Ainda não recuperado da devastação causada pelo terremoto de 2010, o Haiti enfrenta as primeiras mortes causadas pela chegada do Covid-19 fechando escolas, centros de treinamento vocacional e universidades e decretando toque de recolher das 20 até às 5 horas na tentativa de conter o alastramento da tragédia.
O coordenador humanitário da Missão da Organização das Nações Unidas (ONU) no Haiti, Bruno Georges Lemarquis, alerta para o sistema de saúde extremamente frágil existente, de “capacidade limitada” a tão somente 31% dos seus 10 milhões de habitantes. Uma estrutura precária que nega a possibilidade de confrontar minimamente a expansão do vírus.

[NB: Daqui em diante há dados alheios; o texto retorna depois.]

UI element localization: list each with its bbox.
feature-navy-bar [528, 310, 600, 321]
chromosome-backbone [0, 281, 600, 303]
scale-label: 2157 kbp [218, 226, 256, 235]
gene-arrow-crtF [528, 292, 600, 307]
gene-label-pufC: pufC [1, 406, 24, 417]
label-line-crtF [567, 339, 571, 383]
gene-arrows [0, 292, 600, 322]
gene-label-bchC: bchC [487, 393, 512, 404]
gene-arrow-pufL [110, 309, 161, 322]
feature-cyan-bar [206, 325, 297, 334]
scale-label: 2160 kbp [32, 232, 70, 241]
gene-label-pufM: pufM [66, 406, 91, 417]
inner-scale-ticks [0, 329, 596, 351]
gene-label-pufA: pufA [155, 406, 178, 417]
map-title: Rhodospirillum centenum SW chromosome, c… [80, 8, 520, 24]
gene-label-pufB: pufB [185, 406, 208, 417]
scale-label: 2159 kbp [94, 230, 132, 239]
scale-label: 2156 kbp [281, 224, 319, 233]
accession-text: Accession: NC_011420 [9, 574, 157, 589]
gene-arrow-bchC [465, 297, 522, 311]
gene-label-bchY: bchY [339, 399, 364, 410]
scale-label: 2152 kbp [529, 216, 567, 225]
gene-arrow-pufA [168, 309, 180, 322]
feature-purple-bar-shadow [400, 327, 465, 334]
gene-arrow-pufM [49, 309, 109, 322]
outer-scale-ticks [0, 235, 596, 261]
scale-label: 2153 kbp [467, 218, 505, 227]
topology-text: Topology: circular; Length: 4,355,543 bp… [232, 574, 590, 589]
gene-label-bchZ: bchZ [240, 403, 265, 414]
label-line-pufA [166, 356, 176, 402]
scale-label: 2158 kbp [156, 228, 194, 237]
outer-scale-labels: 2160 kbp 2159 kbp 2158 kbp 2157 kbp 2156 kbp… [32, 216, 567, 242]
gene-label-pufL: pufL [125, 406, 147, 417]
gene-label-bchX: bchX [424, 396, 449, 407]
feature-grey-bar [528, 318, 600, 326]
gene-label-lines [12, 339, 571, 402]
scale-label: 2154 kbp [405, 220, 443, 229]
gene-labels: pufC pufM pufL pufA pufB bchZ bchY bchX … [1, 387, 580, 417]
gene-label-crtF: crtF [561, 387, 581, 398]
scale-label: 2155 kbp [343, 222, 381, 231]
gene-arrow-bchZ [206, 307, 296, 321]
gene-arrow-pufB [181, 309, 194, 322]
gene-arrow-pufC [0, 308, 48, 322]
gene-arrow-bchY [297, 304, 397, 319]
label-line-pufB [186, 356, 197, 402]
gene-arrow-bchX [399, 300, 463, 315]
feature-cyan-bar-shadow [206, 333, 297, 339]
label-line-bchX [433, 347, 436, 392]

Em meio ao caos, os preços dos medicamentos dispararam 29% e os de atenção médica 15%, “ficando tudo muito mais difícil para as mulheres e crianças”, denuncia Lemarquis, alertando para as péssimas condições das redes de água e saneamento básico.
Conforme a Organização Mundial da Saúde (OMS), 60% das residências não têm sequer água e sabão e dois terços dos locais não tratam a água antes de bebê-la, ampliando o risco de contágio por um conjunto de enfermidades. A OMS manifestou sua “preocupação” por um sistema que “carece dos recursos e da capacidade para responder de forma adequada se os casos seguirem aumentando”.
“Suponho que o coronavírus já estava circulando por aqui antes e receio que o que esteja por vir seja muito preocupante. Se está sendo muito difícil para todos os países, acho que já devemos estar alarmados com o que acontecerá no Haiti”, disse Conor Shapiro, diretor-geral da Health Equity International, ONG que oferece assistência médica no país.
Haiti era o país mais pobre do Hemisfério antes mesmo do terremoto que matou mais de 316 mil pessoas, deixou mais de 1,5 milhão de desabrigados, e colocou dois terços dos seus habitantes em extrema pobreza e sem acesso à água potável. O sismo trouxe um surto de cólera, que ceifou a vida de mais 10 mil e se tornou endêmico.
“Tantas pessoas vivendo em moradias superlotadas, sem água corrente ou sabão, incapazes de estocar alimentos e de comer se não trabalharem… Acho que a epidemia de cólera predisse o que pode acontecer agora: o Haiti passou por tudo o que é de ruim em sua história. O pesadelo será pior que o da Itália”, diz Brian Concannon, fundador do Instituto de Justiça e Democracia no Haiti (IJDH).
Mais de seis milhões de haitianos vivem por debaixo do nível de pobreza – e mais de 2,5 milhões estão nos níveis extremos – com menos de US$ 1,23 por dia. Para todos eles encarar a quarentena sem um significativo apoio da comunidade internacional representará piorar ainda mais sua situação, multiplicando as mortes por fome.